Over the next couple of months I learned how to do all kinds of things with my left hand. I wrote on the chalkboard for my students. They pretended they could read it. I washed the dishes with one hand. My wife rewashed them. I dressed myself with my left hand. My wife buttoned my shirts.

There is something beautiful about October turning into November and all the joy of running under puffy white clouds against the cerulean of the autumn sky. My footfalls seem lighter and the herd of kids I ran with earlier in the season have dwindled away, so that all the middle aged man complaints come into focus. My right little finger still doesn’t work the same as it did three years ago, but I can write with my right hand again. I can dress myself and drive my pick up when it will start (another story)… And now I have lined bifocals. 

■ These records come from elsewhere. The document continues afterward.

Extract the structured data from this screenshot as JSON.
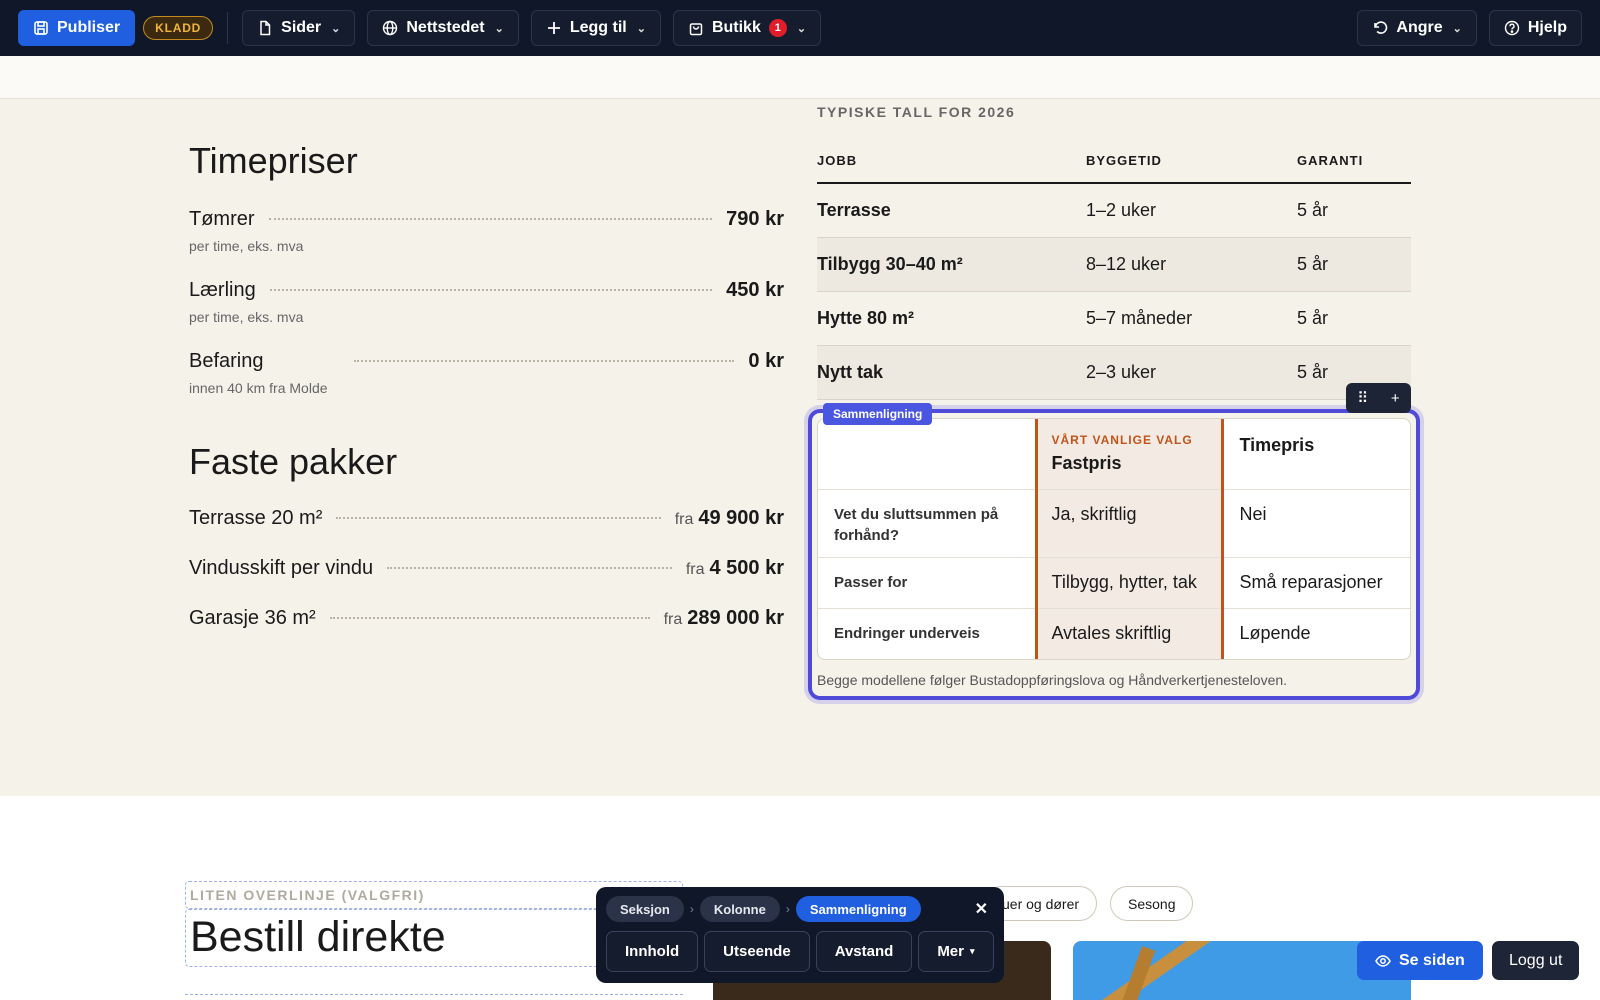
{
  "toolbar": {
    "publish_label": "Publiser",
    "draft_badge": "KLADD",
    "pages_label": "Sider",
    "site_label": "Nettstedet",
    "add_label": "Legg til",
    "shop_label": "Butikk",
    "shop_count": "1",
    "undo_label": "Angre",
    "help_label": "Hjelp"
  },
  "pricing": {
    "hourly_title": "Timepriser",
    "hourly": [
      {
        "name": "Tømrer",
        "value": "790 kr",
        "note": "per time, eks. mva"
      },
      {
        "name": "Lærling",
        "value": "450 kr",
        "note": "per time, eks. mva"
      },
      {
        "name": "Befaring",
        "value": "0 kr",
        "note": "innen 40 km fra Molde"
      }
    ],
    "packages_title": "Faste pakker",
    "packages": [
      {
        "name": "Terrasse 20 m²",
        "prefix": "fra",
        "value": "49 900 kr"
      },
      {
        "name": "Vindusskift per vindu",
        "prefix": "fra",
        "value": "4 500 kr"
      },
      {
        "name": "Garasje 36 m²",
        "prefix": "fra",
        "value": "289 000 kr"
      }
    ]
  },
  "job_table": {
    "overline": "TYPISKE TALL FOR 2026",
    "headers": [
      "JOBB",
      "BYGGETID",
      "GARANTI"
    ],
    "rows": [
      [
        "Terrasse",
        "1–2 uker",
        "5 år"
      ],
      [
        "Tilbygg 30–40 m²",
        "8–12 uker",
        "5 år"
      ],
      [
        "Hytte 80 m²",
        "5–7 måneder",
        "5 år"
      ],
      [
        "Nytt tak",
        "2–3 uker",
        "5 år"
      ]
    ]
  },
  "comparison": {
    "tag": "Sammenligning",
    "col_fast_sub": "VÅRT VANLIGE VALG",
    "col_fast": "Fastpris",
    "col_hour": "Timepris",
    "rows": [
      {
        "label": "Vet du sluttsummen på forhånd?",
        "fast": "Ja, skriftlig",
        "hour": "Nei"
      },
      {
        "label": "Passer for",
        "fast": "Tilbygg, hytter, tak",
        "hour": "Små reparasjoner"
      },
      {
        "label": "Endringer underveis",
        "fast": "Avtales skriftlig",
        "hour": "Løpende"
      }
    ],
    "note": "Begge modellene følger Bustadoppføringslova og Håndverkertjenesteloven."
  },
  "bottom": {
    "overline": "LITEN OVERLINJE (VALGFRI)",
    "heading": "Bestill direkte",
    "chips": [
      "uer og dører",
      "Sesong"
    ]
  },
  "editor_panel": {
    "crumbs": [
      "Seksjon",
      "Kolonne",
      "Sammenligning"
    ],
    "tabs": [
      "Innhold",
      "Utseende",
      "Avstand",
      "Mer"
    ]
  },
  "floating": {
    "see_page": "Se siden",
    "logout": "Logg ut"
  }
}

Wednesday, November 16, 2016

Every one of us encounters difficulties in life and it can send us spiraling into a dark abyss, but really there is no reason for that to happen. We have all kinds of things to be thankful for, even if it’s only the sighting of a full moon on an otherwise cloudy, rainy night. Moments like that need to be held and cherished because life is too short to dwell on the negative. This blog is my attempt to dispel the darkness in my own life, and maybe that of those who stumble upon it or read it after seeing my twitter page. I really believe it is our duty to help one another see the light everywhere and to not linger in the darkness.
I had another blog that I kept but I can no longer get into it, so I just decided it was time to start a new one. This is it.